Он вернулся в кладовку и застыл в оцепенении, решая участь Колодного. Загвоздка, кроме всего прочего, состояла еще и в том, что Флай был наполнен до краев, эмотивно сыт. Пять несмешиваемых субстанций, опутанных надежной сетью нервных импульсов, ворочались внутри, занимая все доступное пространство. Приходилось тратить немало сил, чтобы удержать и – больше того – чтобы впитать, усвоить посмертные сгустки эмоций обреченных существ; ни одного свободного уголочка, никаких запасов. Пров Провыч выглядел довольно-таки крепким; чтобы справиться с ним, потребуются силы. Флай пришел в уныние от одной мысли, что придется расстаться с одной из жертв, освобождая силы для новой охоты. Честь запрещала оставлять врага в живых, жадность не позволяла упускать один из прежних трофеев.

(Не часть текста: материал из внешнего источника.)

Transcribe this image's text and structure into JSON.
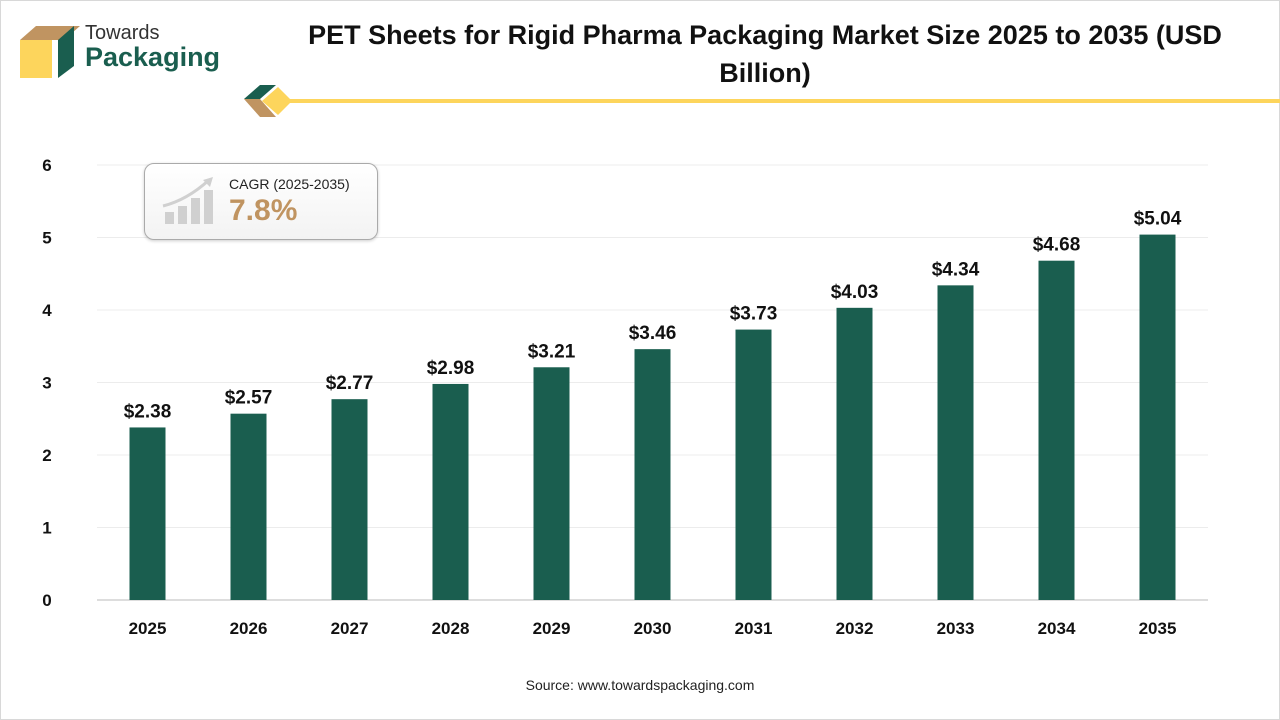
{
  "logo": {
    "line1": "Towards",
    "line2": "Packaging",
    "colors": {
      "green": "#1a5e4f",
      "tan": "#c09461",
      "yellow": "#fdd55c"
    }
  },
  "title": "PET Sheets for Rigid Pharma Packaging Market Size 2025 to 2035 (USD Billion)",
  "cagr": {
    "label": "CAGR (2025-2035)",
    "value": "7.8%",
    "icon": "growth-chart-icon"
  },
  "source": "Source: www.towardspackaging.com",
  "chart_data": {
    "type": "bar",
    "title": "PET Sheets for Rigid Pharma Packaging Market Size 2025 to 2035 (USD Billion)",
    "categories": [
      "2025",
      "2026",
      "2027",
      "2028",
      "2029",
      "2030",
      "2031",
      "2032",
      "2033",
      "2034",
      "2035"
    ],
    "values": [
      2.38,
      2.57,
      2.77,
      2.98,
      3.21,
      3.46,
      3.73,
      4.03,
      4.34,
      4.68,
      5.04
    ],
    "data_labels": [
      "$2.38",
      "$2.57",
      "$2.77",
      "$2.98",
      "$3.21",
      "$3.46",
      "$3.73",
      "$4.03",
      "$4.34",
      "$4.68",
      "$5.04"
    ],
    "ylim": [
      0,
      6
    ],
    "yticks": [
      0,
      1,
      2,
      3,
      4,
      5,
      6
    ],
    "grid": true,
    "bar_color": "#1a5e4f",
    "xlabel": "",
    "ylabel": ""
  }
}
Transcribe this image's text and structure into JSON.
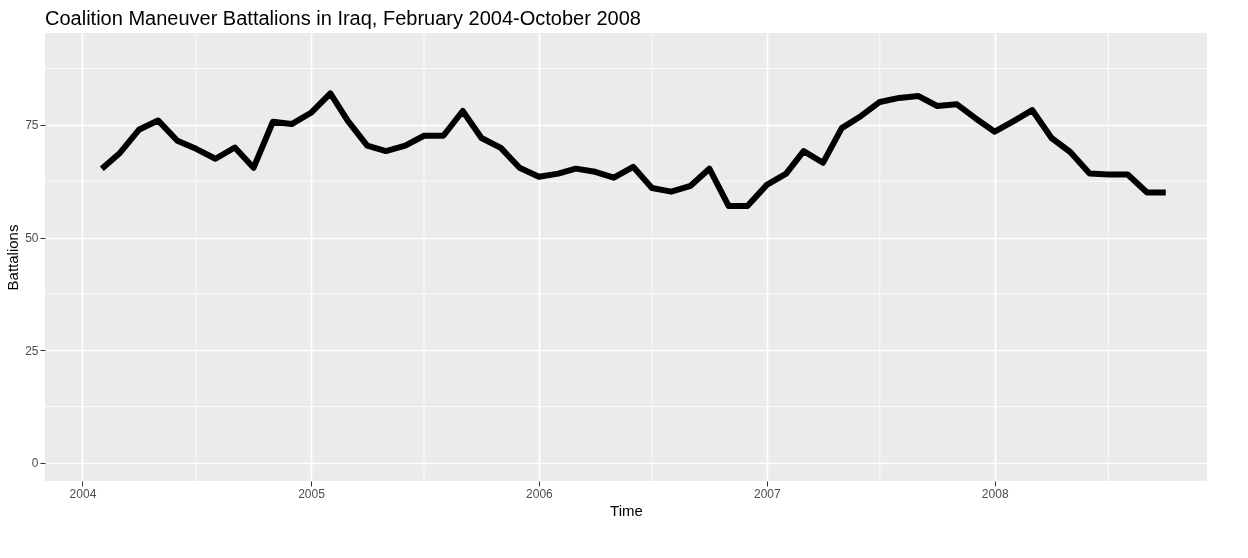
{
  "chart_data": {
    "type": "line",
    "title": "Coalition Maneuver Battalions in Iraq, February 2004-October 2008",
    "xlabel": "Time",
    "ylabel": "Battalions",
    "x": [
      "2004-02",
      "2004-03",
      "2004-04",
      "2004-05",
      "2004-06",
      "2004-07",
      "2004-08",
      "2004-09",
      "2004-10",
      "2004-11",
      "2004-12",
      "2005-01",
      "2005-02",
      "2005-03",
      "2005-04",
      "2005-05",
      "2005-06",
      "2005-07",
      "2005-08",
      "2005-09",
      "2005-10",
      "2005-11",
      "2005-12",
      "2006-01",
      "2006-02",
      "2006-03",
      "2006-04",
      "2006-05",
      "2006-06",
      "2006-07",
      "2006-08",
      "2006-09",
      "2006-10",
      "2006-11",
      "2006-12",
      "2007-01",
      "2007-02",
      "2007-03",
      "2007-04",
      "2007-05",
      "2007-06",
      "2007-07",
      "2007-08",
      "2007-09",
      "2007-10",
      "2007-11",
      "2007-12",
      "2008-01",
      "2008-02",
      "2008-03",
      "2008-04",
      "2008-05",
      "2008-06",
      "2008-07",
      "2008-08",
      "2008-09",
      "2008-10"
    ],
    "series": [
      {
        "color": "#000000",
        "values": [
          65.3,
          68.8,
          74,
          76,
          71.5,
          69.7,
          67.5,
          70,
          65.5,
          75.7,
          75.2,
          77.7,
          82,
          75.9,
          70.4,
          69.2,
          70.4,
          72.6,
          72.6,
          78.1,
          72.1,
          69.9,
          65.5,
          63.5,
          64.2,
          65.3,
          64.6,
          63.3,
          65.7,
          61,
          60.2,
          61.5,
          65.3,
          57,
          57,
          61.7,
          64.2,
          69.2,
          66.6,
          74.3,
          77,
          80.1,
          81,
          81.4,
          79.2,
          79.6,
          76.5,
          73.5,
          75.9,
          78.3,
          72.1,
          69,
          64.2,
          64,
          64,
          60,
          60
        ]
      }
    ],
    "xlim": [
      "2003-11-02",
      "2008-12-06"
    ],
    "xticks": [
      "2004",
      {
        "value": "2004-07",
        "label": null
      },
      "2005",
      {
        "value": "2005-07",
        "label": null
      },
      "2006",
      {
        "value": "2006-07",
        "label": null
      },
      "2007",
      {
        "value": "2007-07",
        "label": null
      },
      "2008",
      {
        "value": "2008-07",
        "label": null
      }
    ],
    "ylim": [
      -4,
      95.4
    ],
    "yticks": [
      0,
      {
        "value": 12.5,
        "label": null
      },
      25,
      {
        "value": 37.5,
        "label": null
      },
      50,
      {
        "value": 62.5,
        "label": null
      },
      75,
      {
        "value": 87.5,
        "label": null
      }
    ],
    "grid": true,
    "marker": "none",
    "line_style": "solid"
  }
}
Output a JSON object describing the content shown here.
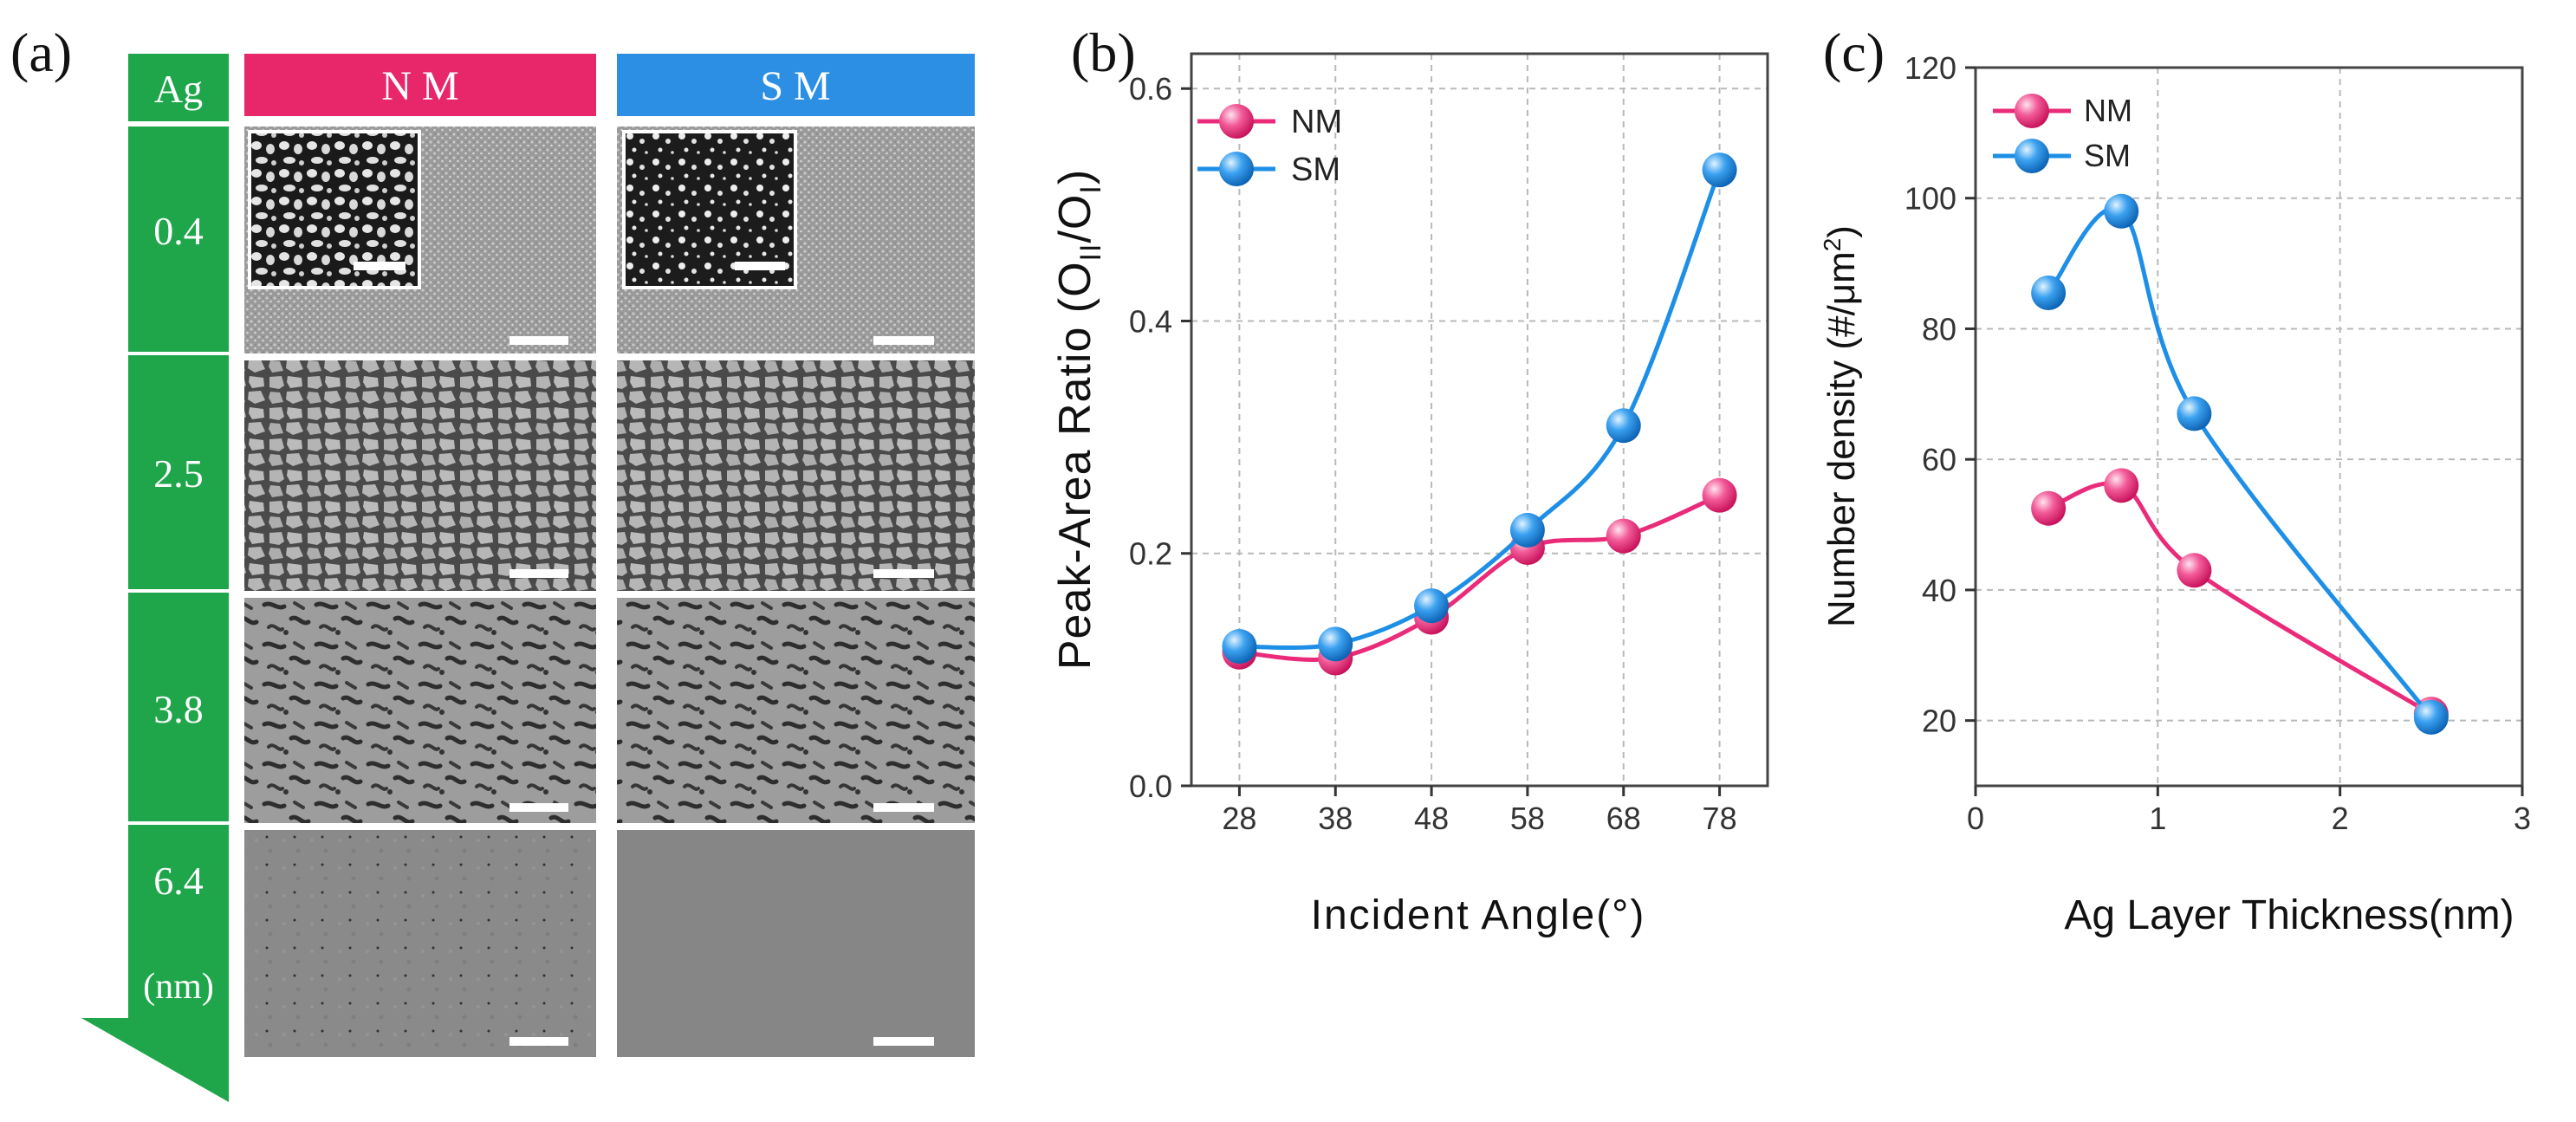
{
  "panel_a": {
    "label": "(a)",
    "ag_header": "Ag",
    "col_headers": [
      "N M",
      "S M"
    ],
    "thickness_labels": [
      "0.4",
      "2.5",
      "3.8",
      "6.4"
    ],
    "unit_label": "(nm)",
    "colors": {
      "green": "#1fa64a",
      "nm_header": "#e8276a",
      "sm_header": "#2d8fe3"
    }
  },
  "chart_data": [
    {
      "type": "line",
      "panel_label": "(b)",
      "xlabel": "Incident Angle(°)",
      "ylabel_main": "Peak-Area  Ratio (O",
      "ylabel_sub1": "II",
      "ylabel_mid": "/O",
      "ylabel_sub2": "I",
      "ylabel_end": ")",
      "x": [
        28,
        38,
        48,
        58,
        68,
        78
      ],
      "xlim": [
        23,
        83
      ],
      "ylim": [
        0,
        0.63
      ],
      "xticks": [
        28,
        38,
        48,
        58,
        68,
        78
      ],
      "yticks": [
        0.0,
        0.2,
        0.4,
        0.6
      ],
      "ytick_labels": [
        "0.0",
        "0.2",
        "0.4",
        "0.6"
      ],
      "grid": true,
      "legend_position": "top-left",
      "series": [
        {
          "name": "NM",
          "color": "#ea2b7a",
          "values": [
            0.115,
            0.11,
            0.145,
            0.205,
            0.215,
            0.25
          ]
        },
        {
          "name": "SM",
          "color": "#1e8fe6",
          "values": [
            0.12,
            0.122,
            0.155,
            0.22,
            0.31,
            0.53
          ]
        }
      ]
    },
    {
      "type": "line",
      "panel_label": "(c)",
      "xlabel": "Ag Layer Thickness(nm)",
      "ylabel_main": "Number density (#/μm",
      "ylabel_sup": "2",
      "ylabel_end": ")",
      "xlim": [
        0,
        3
      ],
      "ylim": [
        10,
        120
      ],
      "xticks": [
        0,
        1,
        2,
        3
      ],
      "xtick_labels": [
        "0",
        "1",
        "2",
        "3"
      ],
      "yticks": [
        20,
        40,
        60,
        80,
        100,
        120
      ],
      "ytick_labels": [
        "20",
        "40",
        "60",
        "80",
        "100",
        "120"
      ],
      "grid": true,
      "legend_position": "top-left",
      "series": [
        {
          "name": "NM",
          "color": "#ea2b7a",
          "x": [
            0.4,
            0.8,
            1.2,
            2.5
          ],
          "values": [
            52.5,
            56,
            43,
            21
          ]
        },
        {
          "name": "SM",
          "color": "#1e8fe6",
          "x": [
            0.4,
            0.8,
            1.2,
            2.5
          ],
          "values": [
            85.5,
            98,
            67,
            20.5
          ]
        }
      ]
    }
  ]
}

Туман растекался по долине его сознания, клубистый, удушливый, отупляющий. Посторонний потерялся в тумане; чтобы вовсе не пропасть, сел, как ребенок, на сырой траве, обхватил руками колени. Голоса и шаги в молочно-белой тоске, холодные капельки сна: он чувствовал, что дошел до самых глубин себя, но дальше все терялось в густом дыму, Флай не желал разделить с Флаем свое истинное, алое, цельное, и седая тоска накатила со всех сторон.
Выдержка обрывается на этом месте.